L’ultimo film è REWIND AND PLAY, selezionato alla Berlinale 2022, di cui abbiamo già avuto modo di parlare: un originale montaggio delle immagini di repertorio della visita a Parigi, nel 1969, del talentuoso maestro del jazz Thelonious Monk. Un altro esempio di spaesamento, come in tutti i film di Alain, nei quali i protagonisti incontrano difficoltà ad adattarsi a un mondo che sembra non accettarli.
Nel 2019 il regista realizza anche il suo sogno di creare un centro per il cinema a Dakar, il Yennenga Center, con un ambizioso programma educativo per formare i futuri registi. “L’idea è quella di costruire un laboratorio, un luogo di scambio con registi, tecnici, scrittori, critici, da ogni dove- dice Gomis- Si tratta di fare film insieme, condividere le nostre esperienze e aiutare a creare una nuova generazione. Il cinema africano ha bisogno di film, il cinema indipendente ha bisogno di esperienze incrociate. Si tratta anche di provare a riaprire un cinema a Dakar, come un centro cinematografico con una cineteca. Non puoi imparare a fare film, ma devi essere in grado di vedere i film e sicuramente hai bisogno di sale cinematografiche per proiettare i tuoi film”.
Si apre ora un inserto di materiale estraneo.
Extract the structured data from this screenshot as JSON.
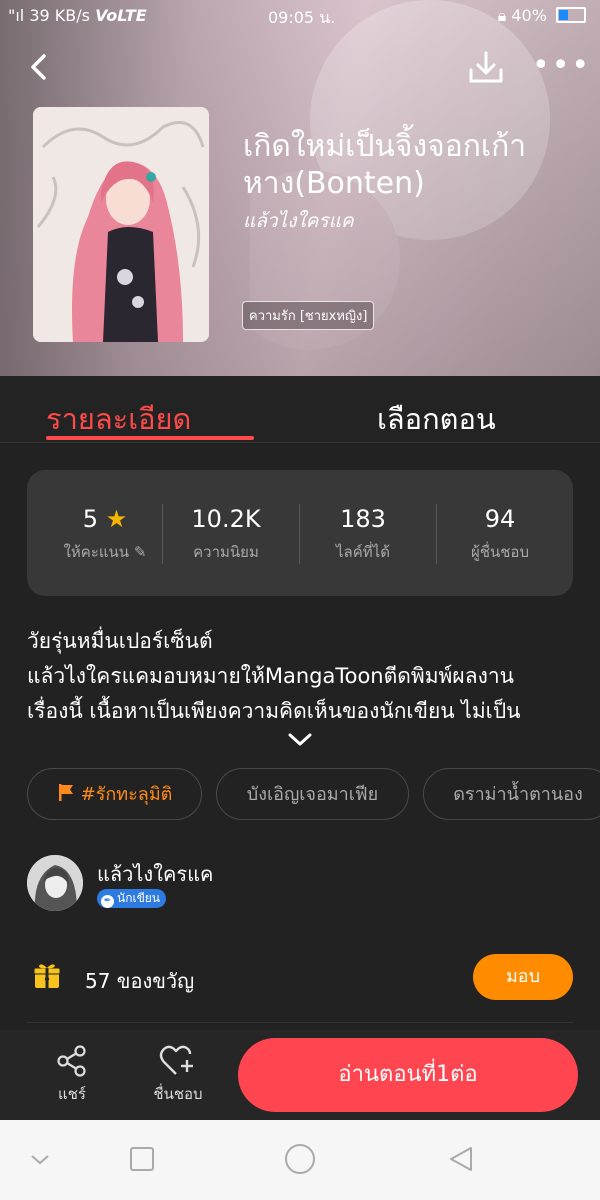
{
  "status_bar": {
    "signal": "\"ıl",
    "speed": "39 KB/s",
    "network": "VoLTE",
    "time": "09:05 น.",
    "battery": "40%"
  },
  "colors": {
    "accent_red": "#ff4a4a",
    "read_button": "#ff454f",
    "give_button": "#ff8c00",
    "star": "#f7b500",
    "tag_orange": "#ff8a1c",
    "writer_badge": "#2d7be0"
  },
  "header": {
    "back_icon": "chevron-left-icon",
    "download_icon": "download-icon",
    "more_label": "•••"
  },
  "book": {
    "title": "เกิดใหม่เป็นจิ้งจอกเก้าหาง(Bonten)",
    "author": "แล้วไงใครแค",
    "genre_tag": "ความรัก [ชายxหญิง]"
  },
  "tabs": {
    "details": "รายละเอียด",
    "episodes": "เลือกตอน"
  },
  "stats": [
    {
      "value": "5",
      "label": "ให้คะแนน"
    },
    {
      "value": "10.2K",
      "label": "ความนิยม"
    },
    {
      "value": "183",
      "label": "ไลค์ที่ได้"
    },
    {
      "value": "94",
      "label": "ผู้ชื่นชอบ"
    }
  ],
  "description": {
    "line1": "วัยรุ่นหมื่นเปอร์เซ็นต์",
    "line2": "แล้วไงใครแคมอบหมายให้MangaToonตีดพิมพ์ผลงาน",
    "line3": "เรื่องนี้ เนื้อหาเป็นเพียงความคิดเห็นของนักเขียน ไม่เป็น"
  },
  "chips": {
    "romance": "#รักทะลุมิติ",
    "mafia": "บังเอิญเจอมาเฟีย",
    "drama": "ดราม่าน้ำตานอง"
  },
  "author": {
    "name": "แล้วไงใครแค",
    "badge": "นักเขียน"
  },
  "gifts": {
    "count": "57 ของขวัญ",
    "give_label": "มอบ"
  },
  "bottom_bar": {
    "share": "แชร์",
    "favorite": "ชื่นชอบ",
    "read": "อ่านตอนที่1ต่อ"
  }
}
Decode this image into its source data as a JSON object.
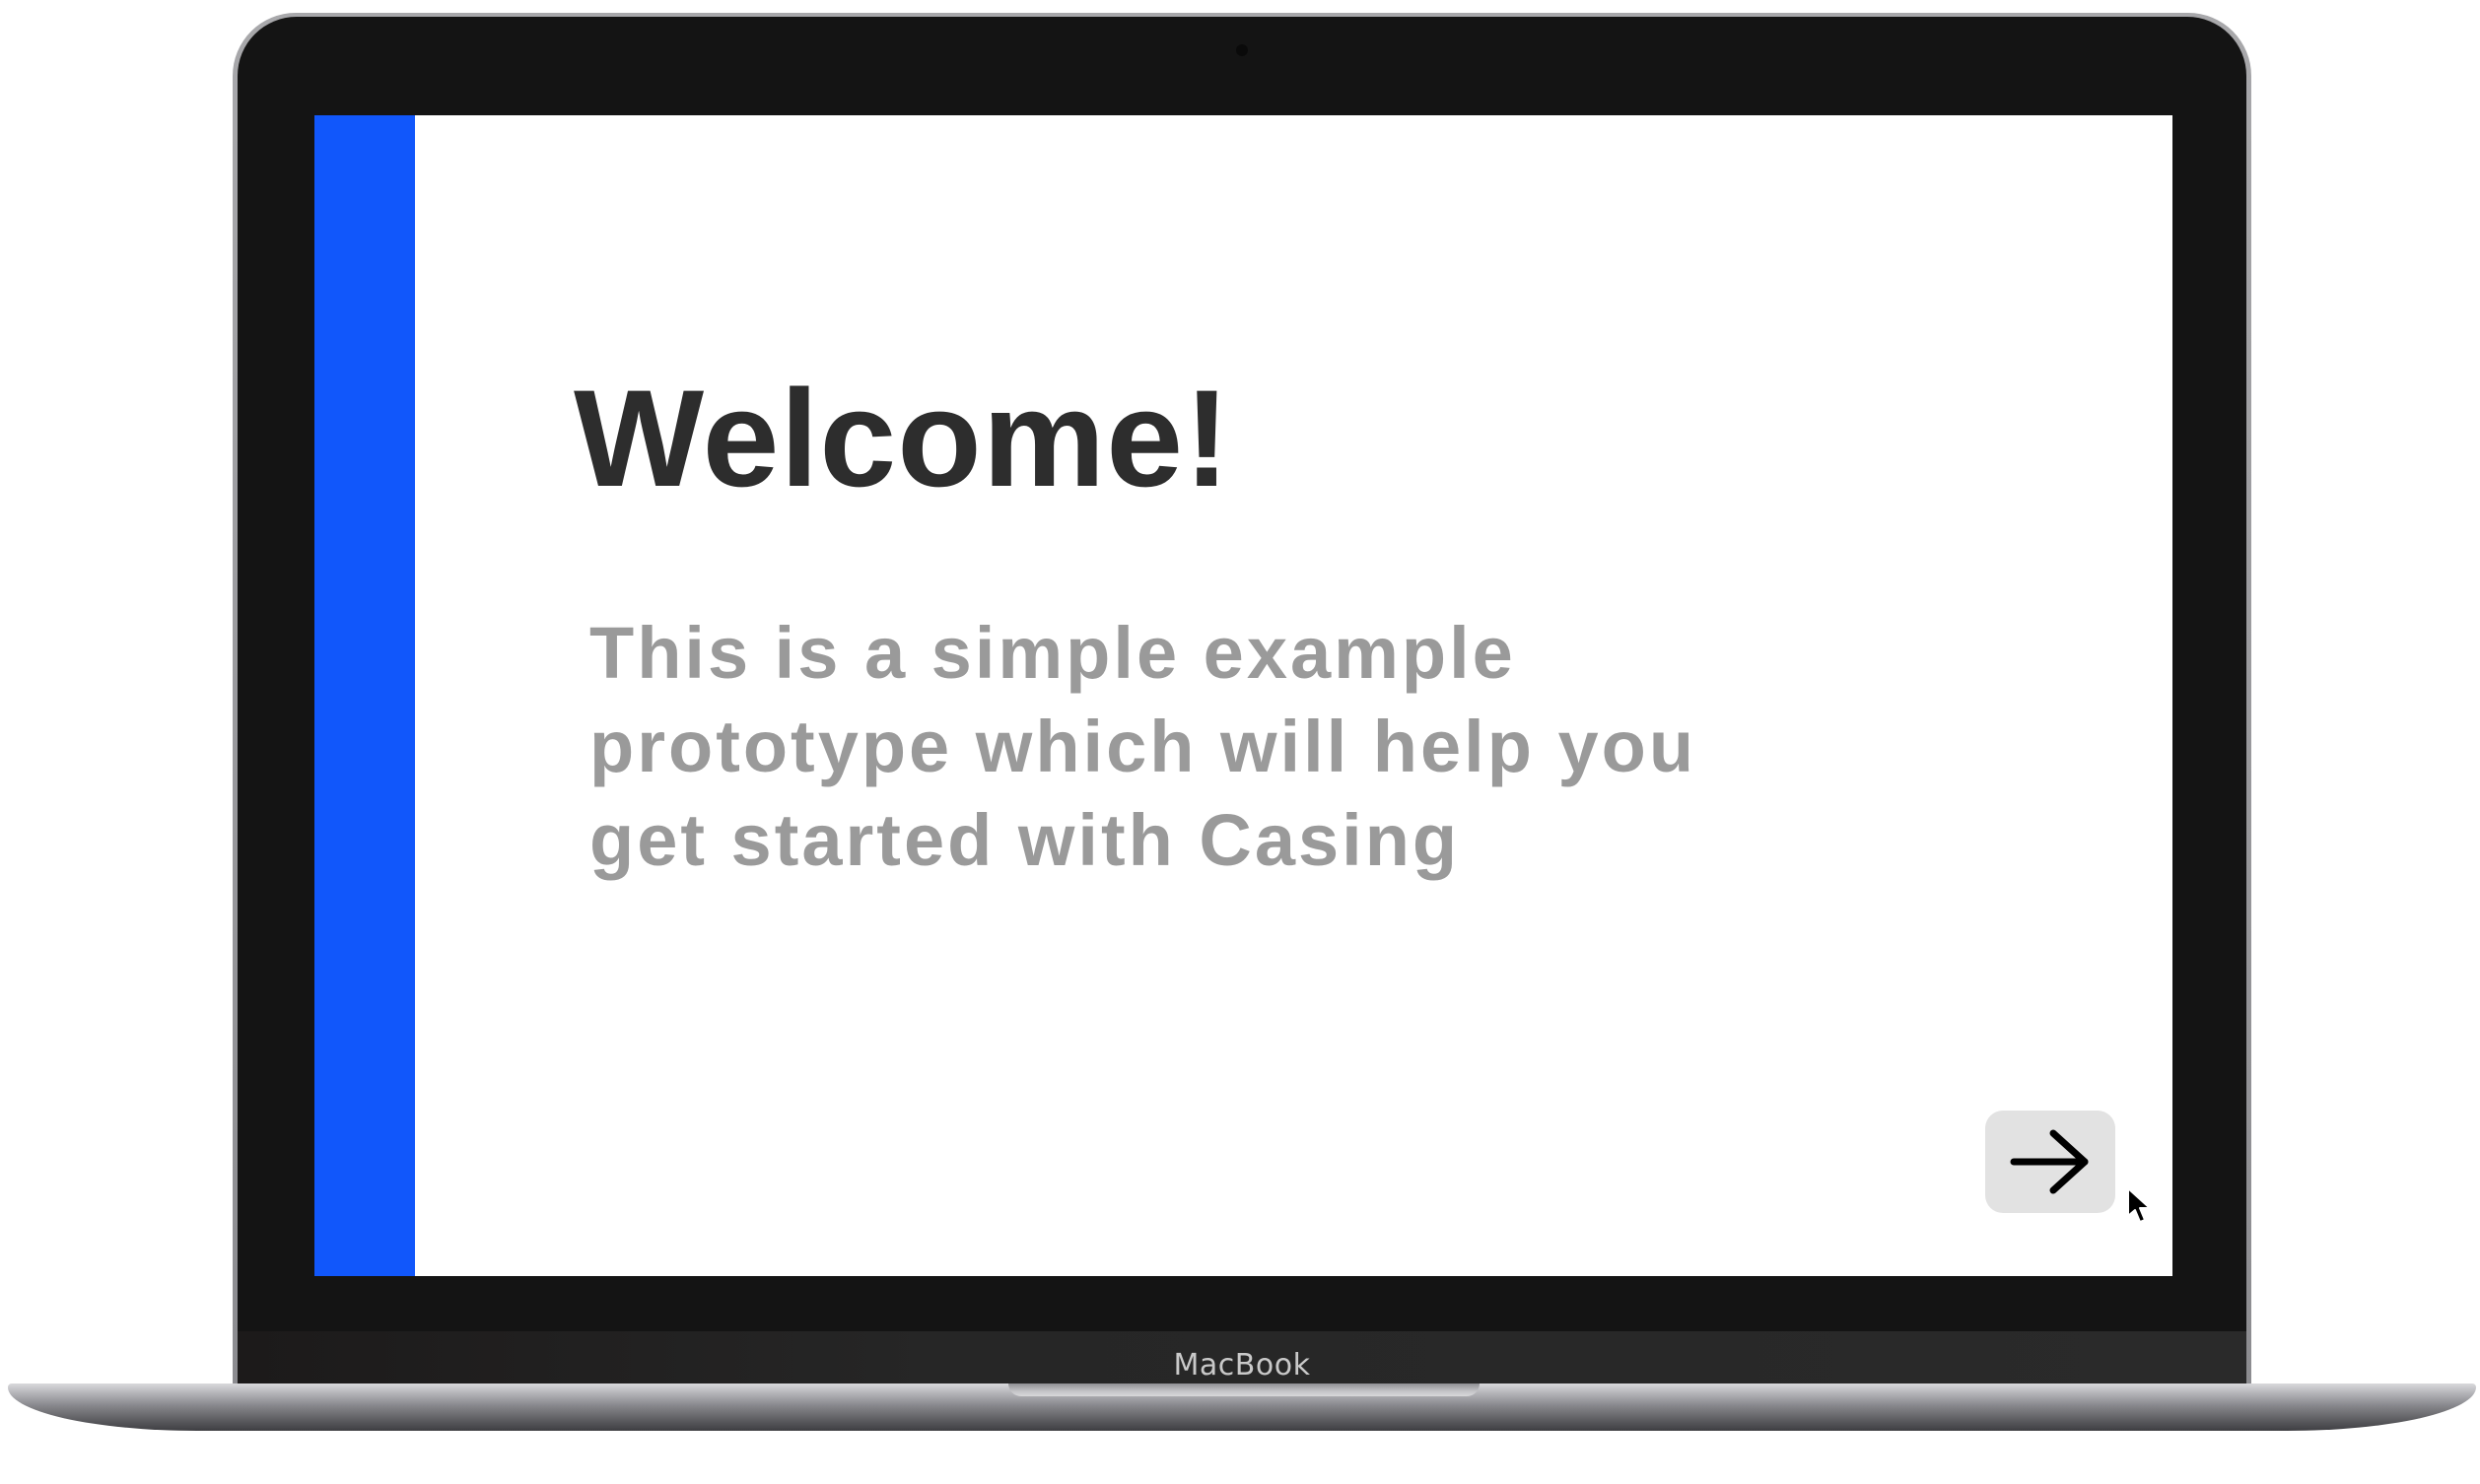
{
  "device": {
    "brand_label": "MacBook"
  },
  "screen": {
    "accent_color": "#1157fb",
    "title": "Welcome!",
    "body": "This is a simple example prototype which will help you get started with Casing",
    "next_button": {
      "icon": "arrow-right-icon"
    }
  }
}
Ho voluto parlarvi di questo regista che forse alcuni di voi conoscono poiché ha regolarmente partecipato con i suoi film al Fescaaal di Milano, ma che probabilmente molti di voi non conoscono, perché è colposo che i suoi film non siano mai stati proiettati nelle sale italiane o programmati sui nostri canali. Questo accade purtroppo per molti altri registi, ma ci tenevo a parlarvi di Alain, che è anche una bellissima persona, amichevole e aperto verso tutti, modesto nonostante tutti i suoi successi e anche molto affascinante, il che non guasta.